Paul Strada is a former scoutmaster of a local Hungarian scout troop, born and raised in the Cleveland area. He graduated from Case Western Reserve University and Cleveland State University, and works in banking and data science.
Robert Fazekas arrived in the United States from Hungary in 2010. He is an elder of the Hungarian Lutheran church and also a member of the Hungarian Association. He organized both of Cleveland’s recent Kossuth Days, and works in the manufacturing industry.

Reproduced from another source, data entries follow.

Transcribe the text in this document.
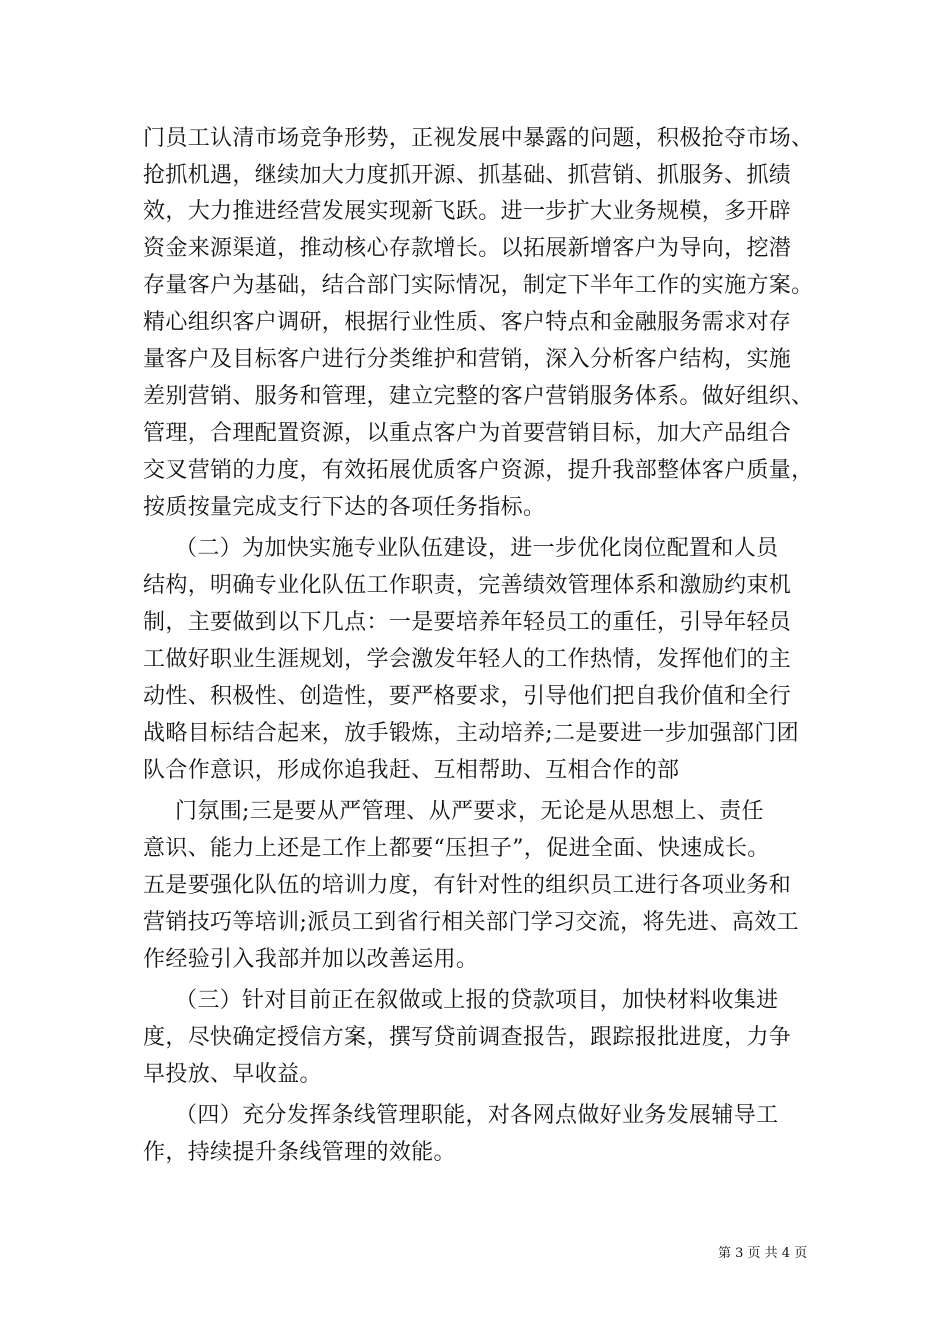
门员工认清市场竞争形势，正视发展中暴露的问题，积极抢夺市场、
抢抓机遇，继续加大力度抓开源、抓基础、抓营销、抓服务、抓绩
效，大力推进经营发展实现新飞跃。进一步扩大业务规模，多开辟
资金来源渠道，推动核心存款增长。以拓展新增客户为导向，挖潜
存量客户为基础，结合部门实际情况，制定下半年工作的实施方案。
精心组织客户调研，根据行业性质、客户特点和金融服务需求对存
量客户及目标客户进行分类维护和营销，深入分析客户结构，实施
差别营销、服务和管理，建立完整的客户营销服务体系。做好组织、
管理，合理配置资源，以重点客户为首要营销目标，加大产品组合
交叉营销的力度，有效拓展优质客户资源，提升我部整体客户质量，
按质按量完成支行下达的各项任务指标。
（二）为加快实施专业队伍建设，进一步优化岗位配置和人员
结构，明确专业化队伍工作职责，完善绩效管理体系和激励约束机
制，主要做到以下几点：一是要培养年轻员工的重任，引导年轻员
工做好职业生涯规划，学会激发年轻人的工作热情，发挥他们的主
动性、积极性、创造性，要严格要求，引导他们把自我价值和全行
战略目标结合起来，放手锻炼，主动培养;二是要进一步加强部门团
队合作意识，形成你追我赶、互相帮助、互相合作的部
门氛围;三是要从严管理、从严要求，无论是从思想上、责任
意识、能力上还是工作上都要“压担子”，促进全面、快速成长。
五是要强化队伍的培训力度，有针对性的组织员工进行各项业务和
营销技巧等培训;派员工到省行相关部门学习交流，将先进、高效工
作经验引入我部并加以改善运用。
（三）针对目前正在叙做或上报的贷款项目，加快材料收集进
度，尽快确定授信方案，撰写贷前调查报告，跟踪报批进度，力争
早投放、早收益。
（四）充分发挥条线管理职能，对各网点做好业务发展辅导工
作，持续提升条线管理的效能。
第 3 页 共 4 页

Nicholas Boros is a volunteer with the Cleveland Hungarian Heritage Society and a member of St. Emeric and St. Elizabeth churches. He graduated from Cleveland State University with a degree in linguistics, comparative religion, and mathematics and currently teaches high school mathematics. In his spare time, he researches the histories of diasporic religious communities.
Zsuzsa Daroczy grew up in Cleveland’s Hungarian community, active in its scouts and folk dance group, and is chief elder of the West Side Hungarian Reformed Church. Her educational background is in child psychology, and she works as a contract linguist for a government agency.
Charles Hokky grew up in Cleveland, has been a Board member for the American Hungarian Friends of Scouting, has been an assistant scoutmaster, and was treasurer for the Lakewood Athletic Boosters. He works as a computer specialist in a local school district.
In order of their service:
Lajos Berczel, dr. Elek Csutoros, Ferenc Beck, Miklós Kováchy, Pál Nagy, dr. Henrik Baracs, Lajos Petrásh, Imre Király, György Kemény, István Gobozy, István Körmendy, József Fodor, Gyula Kováchy, István Monoky, Mihály Tóth, János Laskó, István Gobozy, Ferenc Pokorny, András Donó, Sándor Menyhárt, László Kemes, Kathy Kapossy, Jack Kőrössy, Valéria Rátoni-Nagy.